Third, we intentionally restricted the transformer to ClinicalBERT because (i) it is the smallest widely-available domain-specific model, (ii) its pre-training on MIMIC-III clinical notes provides optimal domain alignment with our corpus, and (iii) its computational profile satisfies the memory constraints of safety-critical bedside systems. To verify that our PCA+SMOTE finding is not an artifact of this choice, we replicated the experiment with BioBERT-large (v1.1). The results on identical data folds confirmed the robustness of our conclusion: the absolute macro-F\(_1\) difference was negligible (<0.005) and the relative performance ranking of dimensionality reduction techniques remained unchanged (PCA+SMOTE > UMAP+SMOTE > t-SNE+SMOTE).
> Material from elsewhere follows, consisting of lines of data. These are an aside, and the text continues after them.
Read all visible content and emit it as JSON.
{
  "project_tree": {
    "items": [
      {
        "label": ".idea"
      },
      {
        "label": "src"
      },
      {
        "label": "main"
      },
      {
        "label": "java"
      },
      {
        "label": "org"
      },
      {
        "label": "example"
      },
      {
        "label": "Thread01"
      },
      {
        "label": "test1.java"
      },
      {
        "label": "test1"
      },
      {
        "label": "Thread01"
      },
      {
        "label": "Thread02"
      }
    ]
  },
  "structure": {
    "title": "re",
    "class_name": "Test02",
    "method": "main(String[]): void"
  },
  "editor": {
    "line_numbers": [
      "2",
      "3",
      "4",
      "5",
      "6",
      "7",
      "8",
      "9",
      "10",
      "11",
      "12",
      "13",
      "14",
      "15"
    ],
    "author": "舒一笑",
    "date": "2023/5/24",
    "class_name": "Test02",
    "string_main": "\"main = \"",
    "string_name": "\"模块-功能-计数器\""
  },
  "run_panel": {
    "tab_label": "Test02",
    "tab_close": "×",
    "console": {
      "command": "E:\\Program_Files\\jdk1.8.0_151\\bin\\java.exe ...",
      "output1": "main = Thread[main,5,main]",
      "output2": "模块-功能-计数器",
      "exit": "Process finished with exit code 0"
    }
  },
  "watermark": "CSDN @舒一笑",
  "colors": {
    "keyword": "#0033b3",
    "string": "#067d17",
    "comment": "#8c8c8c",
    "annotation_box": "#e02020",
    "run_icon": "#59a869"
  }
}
Furthermore, we excluded more resource-intensive techniques that might offer marginal performance improvements, including a broader suite of transformer models (e.g., GPT-based architectures, Qwen) or complex dimensionality reduction techniques like variational autoencoders (VAEs). While autoencoders can capture nonlinear relationships effectively, their latent spaces often lack the intuitive interpretability of PCA’s eigenvector-based projections–a critical requirement for clinical validation and model explainability³⁹. Furthermore, the implementation complexity and extensive hyperparameter tuning required for these advanced models⁴⁰ place them beyond the resources of many healthcare organizations with limited machine learning expertise. This work establishes a robust and interpretable baseline against which future studies incorporating these more advanced, resource-intensive models can be compared. Fourth, our study employed a fixed target dimensionality for comparative purposes. While we selected a commonly used value (128 dimensions) based on preliminary experiments, the optimal dimensionality is likely task- and model-dependent. Future work could explore dynamic dimensionality selection strategies. Furthermore, all experiments used the English MTSamples corpus (5046 notes). Replication on the i2b2-2014 and n2c2-2018 datasets is underway to assess cross-institutional generalizability.

Conclusion

This study demonstrates that dimensionality reduction and class balancing are not merely computational shortcuts but essential components for building high-performance clinical text classification pipelines. The empirical evaluation across 31 medical specialties yields yields one clear recommendation for datasets with similar vocabulary sparsity and class imbalance to MTSamples. We attained 91.2% accuracy on MTSamples when paired with ClinicalBERT and delivered a statistically significant 6.4% absolute improvement in macro-F\(_1\) for traditional classifiers over unreduced baselines, all while reducing training time by 42%. Our results clarify critical trade-offs and interactions: while nonlinear DR techniques offer specialized value for visualization (t-SNE) or rare condition detection with SMOTE (UMAP), their computational cost and instability often outweigh these benefits for general classification. More importantly, we identified a dangerous interaction where using UMAP without SMOTE degraded performance for rare conditions, highlighting that improper dimensional reduction can amplify dataset biases with serious clinical implications. These findings are derived from 5,046 English-language, spell-checked narrative samples and may not generalise to raw multi-institutional EHRs with typographical noise, non-English text, or different specialty distributions. Future work should explore dynamic and automated dimensionality reduction frameworks that can select the optimal technique (PCA, UMAP, etc.) based on real-time dataset characteristics (e.g., sparsity, class balance). Furthermore, developing hybrid techniques that combine the global variance preservation of linear methods with the local structure preservation of manifold learning could offer the best of both paradigms. Reinforcement learning could be a promising approach for this adaptive selection.